The video box almost looks as disheveled as Serling does in this one.A tv staple in the seventies,I wonder which aired more often,this Canadian horror anthology,or Don't Be Afraid of the Dark.Answer?That's right:Who cares.Narrator extraordinaire Rod Serling looks more than a bit under the weather here,rocking a frazzled toupee and looking as though he's just smoked seven thousand cigarettes with Yul Brynner somewhere.Director Thomason utilizes several of S.F. Brownrigg's regular players here,including 70's mega-fox Rosie Holotik(I may have to do a tribute post for Rosie one of these days,she was cute as a basket full of kittens in knit mittens,she was).Serling didn't write any of the three stories featured here,and though they suffer for that,there is a good deal of suspense and atmosphere present,and it succeeds in being adequately creepy after all these years.

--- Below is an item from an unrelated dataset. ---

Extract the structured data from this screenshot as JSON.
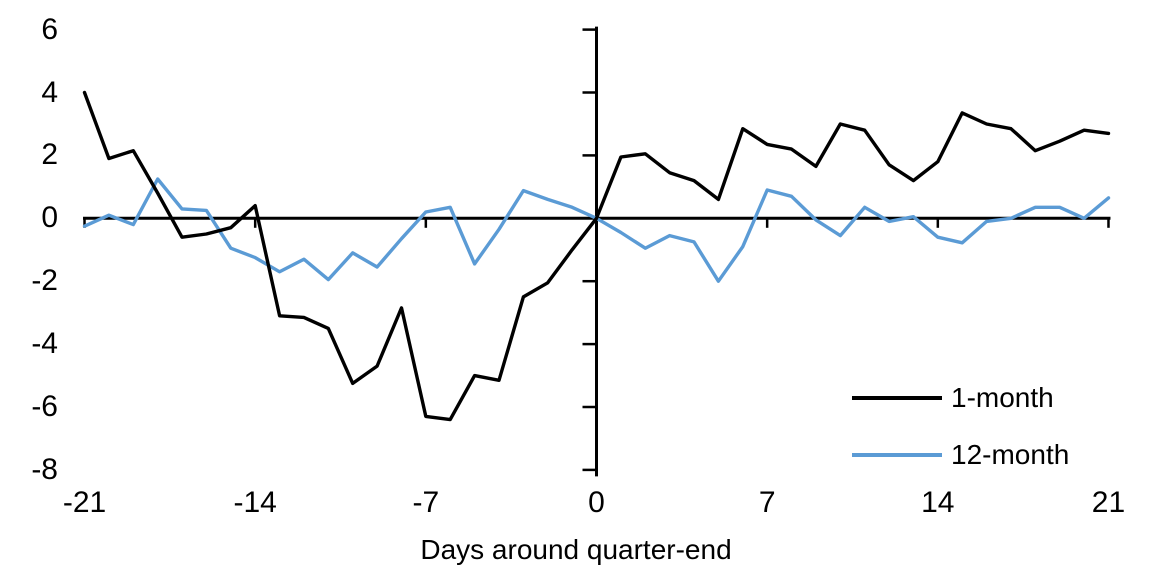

Whoa,easy with the eyes,lady.You're giving me the effin heebie-jeebies.After being informed that certain cemeteries in the country tend to draw more unexplained phenomena and strange deaths than others,we're introduced to the first allegedly true story.Three sporto-type college pukes play the obligatory cruel trick on the local groovy-looking nerd,only to get the dork killed when he pays an amorous call on a girl and he's accidentally shot in the process.At the funeral,the dork's mother,who looks like she's just hatched from a creepy egg,binds the wrongdoers together with a wide-eyed spell/puzzle,and informs them they will all be dead once seven has come around three times.One by land and two by air,beware the heptagon,Salagadoola mechicka boola bibbidi-bobbidi-boo,etc.,etc.They all die just like she predicted.Insert Serling's gravelly "I told you so" right here.
Creepy lady warned me and my buddies we'd die,two by air,one by land.Skydiving sounds pretty choice right now...Next up,is a small rural community at the turn of the twentieth century that stumbles upon a sinister hole in the earth,that billows smoke like Michael Landon behind the prop barn between takes on the Little House set, and inhuman groans and growls echo out of.A young boy coaxes his father to get lowered down into the hole to search for their dog,but when he's pulled up,he's gone perma-crackers and runs off totally out of his mind.Cue Serling again.Last up is the familiar "ghost on a bridge" story,where a senator returning home from a party offers a young girl(Rosie) a ride home when he sees her standing on a bridge,but she disappears from his back seat,and is later informed by the girl's father that she died when her car drove off the bridge some years earlier.Rod,we're gonna need you to wrap this one up for us.You can smoke after you lay the audio.Yeah.
This hole in the ground billows more smoke than Rod Serling's lungs between takes.In a decade that heavy-hitting anthologies like "Trilogy of Terror" and "Dead of Night" were released,this sleeper usually gets forgotten in the wake.In the spirit of the season,your humble N asks you to screen it for yourself,and see if it doesn't have a little bite to it.If this was 1973,I'd make Rosie Holotik a piece of my personal arm candy.If you're reading,Ro,appy-polly-lodgies in advance,because Christina Lindberg would STILL have to be my main squeeze...Anyway,I always enjoyed watching it when I was a kid,and you probably will too,if you can hunt down a copy.It merits a decent score of:
For the record,I'd ALWAYS give Rosie Holotik a ride ANYWHERE she wanted to go.Ghost or not,she's still a cute ghost.